Well this was informative, because I was really not sure what a clinker was but I've had a lot of them some of them pretty hard too. Hey now I know what a real clinker is too I never thought it was a big deal or would cause a problem. I have burned a lot of pallet wood with nails in them and that does seem to cause any problem either. Pulled out a 5 inch square piece of fencing the other day not sure where that came from
I don't think any sort of 'lumps' are much of a problem in a woodstove. But coal burning stoves have a shaker grate, which means the grate moves in some way, usually one half tips in relationship to the other half to grind up the ash, separate it from the coal bed and allow it to fall through. This is necessary because coal has to draft from under the grate and if the coal bed cannot be 'shaken down', the coal bed burns down until the lumps of coal are small and all fit together and shut the airflow through the coal down, then that device is done burning coal until the problem is resolved. The word 'clinker' comes from the noise a clinker makes when the shaker grates are.... well, shaken. When a big clinker jams the grates stuck, it can be quite the time and [bad word] consuming deal to remove it. Brian
we had a coal furnace when I was a kid I didn't know anything about it except how to shovel coal and wood into it, we also burned some trash in it and even though my sisters had been warned not to put hair spray cans in the trash one got in the furnace, a 5 inch round came flying out the door smack into the basement wall with a thud, just missed my dad, I was further away but saw it, man that was scary
It's funny I just caught this thread, I pulled a "clumper" out my Answer last night while raking the coal bed forward. I usually find them at the front of the stove and they end looking almost like a flat piece of volcanic rock, real porous, and they crumble if I mess with them too much. This one was probably about an inch thick and 3"x5". I just rolled it onto the shovel and dropped it in the ash bucket.

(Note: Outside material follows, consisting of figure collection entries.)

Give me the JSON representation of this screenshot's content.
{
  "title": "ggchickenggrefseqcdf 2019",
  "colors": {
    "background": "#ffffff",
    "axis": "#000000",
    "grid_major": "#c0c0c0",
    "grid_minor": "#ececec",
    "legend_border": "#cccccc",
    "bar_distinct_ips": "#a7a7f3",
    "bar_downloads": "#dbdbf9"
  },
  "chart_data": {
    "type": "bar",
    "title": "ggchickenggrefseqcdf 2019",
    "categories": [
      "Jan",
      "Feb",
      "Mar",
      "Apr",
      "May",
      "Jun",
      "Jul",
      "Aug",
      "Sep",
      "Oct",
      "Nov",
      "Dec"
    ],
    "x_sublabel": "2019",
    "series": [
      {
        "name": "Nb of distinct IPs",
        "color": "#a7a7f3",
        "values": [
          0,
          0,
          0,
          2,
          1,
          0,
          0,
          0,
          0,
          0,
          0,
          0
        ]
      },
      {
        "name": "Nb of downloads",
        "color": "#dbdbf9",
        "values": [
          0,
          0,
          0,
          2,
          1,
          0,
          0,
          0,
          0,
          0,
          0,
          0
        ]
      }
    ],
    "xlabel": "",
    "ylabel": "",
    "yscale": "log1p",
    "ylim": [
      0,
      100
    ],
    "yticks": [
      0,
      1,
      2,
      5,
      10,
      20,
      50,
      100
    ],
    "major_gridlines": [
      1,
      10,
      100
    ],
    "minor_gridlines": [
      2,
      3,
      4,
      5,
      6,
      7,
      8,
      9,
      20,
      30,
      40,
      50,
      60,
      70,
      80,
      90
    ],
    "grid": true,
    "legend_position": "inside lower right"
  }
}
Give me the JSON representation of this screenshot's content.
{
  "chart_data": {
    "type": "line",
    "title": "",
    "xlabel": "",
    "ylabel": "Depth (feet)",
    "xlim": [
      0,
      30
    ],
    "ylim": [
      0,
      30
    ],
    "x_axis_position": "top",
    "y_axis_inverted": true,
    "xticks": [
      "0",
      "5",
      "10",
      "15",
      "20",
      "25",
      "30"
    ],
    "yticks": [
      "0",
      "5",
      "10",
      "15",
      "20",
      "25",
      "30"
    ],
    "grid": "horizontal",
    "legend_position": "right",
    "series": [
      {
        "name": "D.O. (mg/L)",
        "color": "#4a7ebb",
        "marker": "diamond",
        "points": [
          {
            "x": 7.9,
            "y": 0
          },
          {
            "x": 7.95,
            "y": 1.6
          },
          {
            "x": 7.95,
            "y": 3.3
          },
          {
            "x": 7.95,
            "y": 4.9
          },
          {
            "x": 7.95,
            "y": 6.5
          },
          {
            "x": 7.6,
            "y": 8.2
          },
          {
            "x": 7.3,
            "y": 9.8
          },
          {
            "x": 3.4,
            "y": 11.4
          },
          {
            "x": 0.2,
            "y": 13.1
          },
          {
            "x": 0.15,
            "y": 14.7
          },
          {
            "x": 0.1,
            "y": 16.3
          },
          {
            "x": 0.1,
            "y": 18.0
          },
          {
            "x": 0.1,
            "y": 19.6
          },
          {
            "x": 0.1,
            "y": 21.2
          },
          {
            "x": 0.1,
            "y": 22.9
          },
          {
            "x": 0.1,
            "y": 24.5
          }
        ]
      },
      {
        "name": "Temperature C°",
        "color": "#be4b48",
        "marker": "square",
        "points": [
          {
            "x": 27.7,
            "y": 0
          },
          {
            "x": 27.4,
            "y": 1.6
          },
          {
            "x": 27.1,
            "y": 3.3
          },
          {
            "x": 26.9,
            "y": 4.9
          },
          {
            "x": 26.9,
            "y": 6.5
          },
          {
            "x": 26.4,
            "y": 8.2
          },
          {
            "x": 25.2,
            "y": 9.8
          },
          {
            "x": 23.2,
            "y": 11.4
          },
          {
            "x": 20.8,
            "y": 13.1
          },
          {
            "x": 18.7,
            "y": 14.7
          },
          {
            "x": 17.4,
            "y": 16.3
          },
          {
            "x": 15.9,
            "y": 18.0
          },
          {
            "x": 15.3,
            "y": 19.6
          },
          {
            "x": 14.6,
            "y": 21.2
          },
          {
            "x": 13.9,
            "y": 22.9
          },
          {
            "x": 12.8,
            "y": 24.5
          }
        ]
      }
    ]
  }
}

I emptied the ashes last night and found a "clinker" for you folks. It's not hard like steel but very solid like a dry cookie.
Now that we're burning almost 100% red oak we're getting huge wood stove pancake-sized clinkers like those too. Never in the back, always in the front near the door. First one I pulled out was so huge I thought I was removing a firebrick. I've gotten small ones in the past in other stoves but not like these.